En este contexto, el nuevo vocero presidencial, José Luis
Galvez, alertó de un movimiento “conspirativo” mientras el viceministro del
Interior, Hernán Paredes, enfrentó un momento de tensión con dirigentes
interculturales que le impidieron acercarse a los sectores que se movilizan en
una marcha a la La Paz para sumarse al cabildo cobista. Sucedió en Caranavi,
cerca de los Yungas, donde la autoridad fue retenida por los manifestantes.
El Ejecutivo intenta contener la marcha de campesinos que
partió desde Pando en rechazo a la Ley 1720 de reconversión de tierras. Paredes
informó que se alcanzó un acuerdo con parte de los movilizados y que se avanza
en la reglamentación del Decreto 5613, orientado a priorizar la dotación y
titulación de tierras, además de la digitalización y georreferenciación de la
documentación agraria.
Sin embargo, el conflicto no está cerrado. Un grupo de
marchistas decidió continuar su avance hacia La Paz, mientras había optado por
incorporarse al proceso de un diálogo, que finalmente no prosperó por la acción
de rechazo promovida por interculturales y otros sectores afines al MAS.
En paralelo, la COB, liderada por Manuel Argollo, se prepara
para medir su capacidad de movilización con un “gran cabildo nacional” en El
Alto, previsto en el contexto del Día Internacional del Trabajo.
El ministro de Trabajo, Édgar Morales, cuestionó ayer esa
decisión y consideró que el liderazgo cobista busca trasladar el conflicto al
terreno político a través del cabildo. Esto porque se rechazó la posibilidad de
establecer un diálogo tripartito con todos los sectores de los trabajadores.
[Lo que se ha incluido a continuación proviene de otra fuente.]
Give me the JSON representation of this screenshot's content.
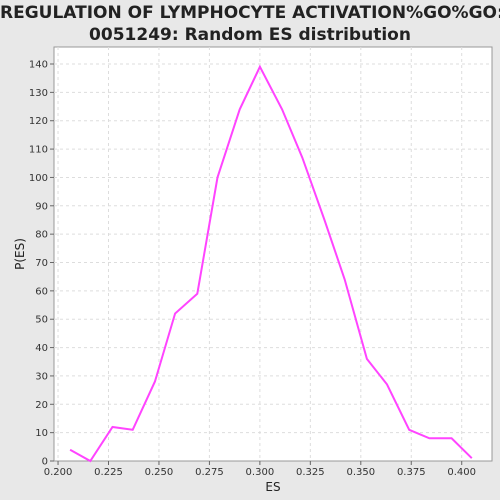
{
  "title_line1": "REGULATION OF LYMPHOCYTE ACTIVATION%GO%GO:",
  "title_line2": "0051249: Random ES distribution",
  "colors": {
    "line": "#ff44ff",
    "plot_bg": "#ffffff",
    "page_bg": "#e8e8e8",
    "grid": "#dddddd"
  },
  "chart_data": {
    "type": "line",
    "xlabel": "ES",
    "ylabel": "P(ES)",
    "xlim": [
      0.198,
      0.415
    ],
    "ylim": [
      0,
      146
    ],
    "grid": true,
    "x_ticks": [
      "0.200",
      "0.225",
      "0.250",
      "0.275",
      "0.300",
      "0.325",
      "0.350",
      "0.375",
      "0.400"
    ],
    "y_ticks": [
      "0",
      "10",
      "20",
      "30",
      "40",
      "50",
      "60",
      "70",
      "80",
      "90",
      "100",
      "110",
      "120",
      "130",
      "140"
    ],
    "series": [
      {
        "x": [
          0.206,
          0.216,
          0.227,
          0.237,
          0.248,
          0.258,
          0.269,
          0.279,
          0.29,
          0.3,
          0.311,
          0.321,
          0.332,
          0.342,
          0.353,
          0.363,
          0.374,
          0.384,
          0.395,
          0.405
        ],
        "y": [
          4,
          0,
          12,
          11,
          28,
          52,
          59,
          100,
          124,
          139,
          124,
          107,
          85,
          64,
          36,
          27,
          11,
          8,
          8,
          1
        ]
      }
    ]
  }
}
A pesar de esta postura, Gálvez reiteró la apertura al
diálogo con todos los sectores, incluidos empresarios y trabajadores por cuenta
propia, aunque descartó un nuevo incremento salarial. Recordó que desde enero
ya se aplica un aumento del 30% para los sectores de dependientes, entre ellos
magisterio y mineros estatales que actualmente se movilizan .
Ante este escenario, Gálvez también advirtió que el
Ejecutivo no aceptará presiones que —según dijo— apunten a generar convulsión
política. “No estamos de acuerdo con la generación de caos ni con intentos de
construir un proceso conspirativo”, afirmó.
La tensión no se limita a estos actores. Los trabajadores
por cuenta propia convocaron en La Paz a una movilización paralela y rechazaron
las advertencias de medidas radicales de la COB. Desde Santa Cruz, el
denominado “comité multisectorial”, que agrupa a la cadena productiva, también
cuestionó posibles protestas al advertir que los bloqueos afectan el desarrollo
económico.
A este escenario se suma la Confederación Nacional de
Choferes, que anunció un paro de 24 horas para el 5 de mayo y advirtió que
podría escalar a una medida indefinida si sus demandas no son atendidas
inmediatamente.
El economista Gary Rodríguez cuestionó la demanda de la COB
por un incremento salarial que puede subir los niveles de informalidad laboral,
es decir, ese grupo poblacional que no accede a salarios. En Bolivia, cerca del
80% de los trabajadores es informal.